Thursday, May 30, 2013

Return to Georgetown

For the first time since Harper's death, I went back to Georgetown Hospital.

It wasn't as bad as I'd feared. I find the place strangely comforting. Maybe just because I'd become so familiar with its hallways and landmarks during the 17 days we practically lived there, not to mention the month or so worth of 3 time per week doctors' visits leading up to Harper's birth.

First stop was the NICU, where I dropped off cookies and brownies for the staff as a small gesture of thanks. They were so very kind to us there, and they work tremendously hard; feeding their sugar habit seemed like the least I could do. Everyone was in a big group meeting, so I didn't have to talk to anyone but the dragon lady receptionist, which was somewhat of a relief.

I was at Georgetown for my 6 week postpartum appointment.

"Did you leave a urine sample?", asked the nurse.

Confused, I said, "I didn't think I still needed to do that."

Every visit, she told me. Still bewildered, I suggested I could leave a sample on the way out.

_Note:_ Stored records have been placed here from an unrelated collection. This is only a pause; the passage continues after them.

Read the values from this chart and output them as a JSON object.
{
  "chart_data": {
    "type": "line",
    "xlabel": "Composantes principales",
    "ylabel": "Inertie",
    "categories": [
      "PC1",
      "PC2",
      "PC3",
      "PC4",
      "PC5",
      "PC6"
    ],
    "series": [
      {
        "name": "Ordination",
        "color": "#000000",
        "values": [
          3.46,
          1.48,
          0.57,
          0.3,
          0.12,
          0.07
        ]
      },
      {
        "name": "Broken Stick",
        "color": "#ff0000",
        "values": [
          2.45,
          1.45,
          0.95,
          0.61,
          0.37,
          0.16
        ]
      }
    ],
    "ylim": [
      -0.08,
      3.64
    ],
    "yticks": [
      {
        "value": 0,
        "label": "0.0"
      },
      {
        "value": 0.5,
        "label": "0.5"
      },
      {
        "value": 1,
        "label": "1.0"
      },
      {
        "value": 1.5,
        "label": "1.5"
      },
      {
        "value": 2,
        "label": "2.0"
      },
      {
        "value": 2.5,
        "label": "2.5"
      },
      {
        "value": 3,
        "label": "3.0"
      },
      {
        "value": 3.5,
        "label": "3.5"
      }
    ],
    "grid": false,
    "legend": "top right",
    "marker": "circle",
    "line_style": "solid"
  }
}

"That's fine," she smiled.

The she asked, still smiling, "Have you felt any movement from the baby, yet?"

Ouch.

I told her I wasn't pregnant, forcing myself to smile. "I'm here for my postpartum appointment," I told her.

"Oh", she exclaimed, "No wonder you seemed confused about the sample! You're right, we don't need a sample."

Then I cringed as she continued, "So, you've already had your baby! Congratulations! Did you have a boy or a girl?"

"A girl," I quietly told her. Mercifully, the questions ended.

Then she handed me a questionnaire designed to assess the likelihood of me having postpartum depression. I found this darkly humorous. Not that postpartum depression is funny and not that I couldn't still have it. But seriously, asking a woman whose newborn baby died a month ago whether or not she still cries on occasion? Um, why yes, yes I do.

I don't think that's clinically relevant information.

The doctor didn't seem to share my sense of irony - morbid humor is completely wasted on some people.

I came to this appointment prepared for battle. Ready to make the case for why conceiving after a c-section did not need the nine month waiting period my OB had recommended last time before conceiving again. Armed with fact and figures and aggregated data on interpregnancy intervals and risk factors for multiple c-sections and information on uterine rupture versus dehiscences. (I think I must be an incredibly annoying patient.) I was ready to tell him about our meeting with the reproductive endocrinologist and why we decided that IVF and pre-implantation genetic diagnosis (PGD) was not a good option for us.

Totally overprepared. Turns out he has no problem with me getting pregnant anytime I want. Which makes me tremendously happy (even if my data collection did nothing but teach me the meaning of the word "dehiscence")

The crib remains in Shea's room, looking at me. I hope to see a baby sleeping in it someday.

 Just in case, we bought a recliner this weekend - and it rocks... (literally and figuratively!)


1 comment:

  1. Woo hoo, great news for whenever you're ready to act on it!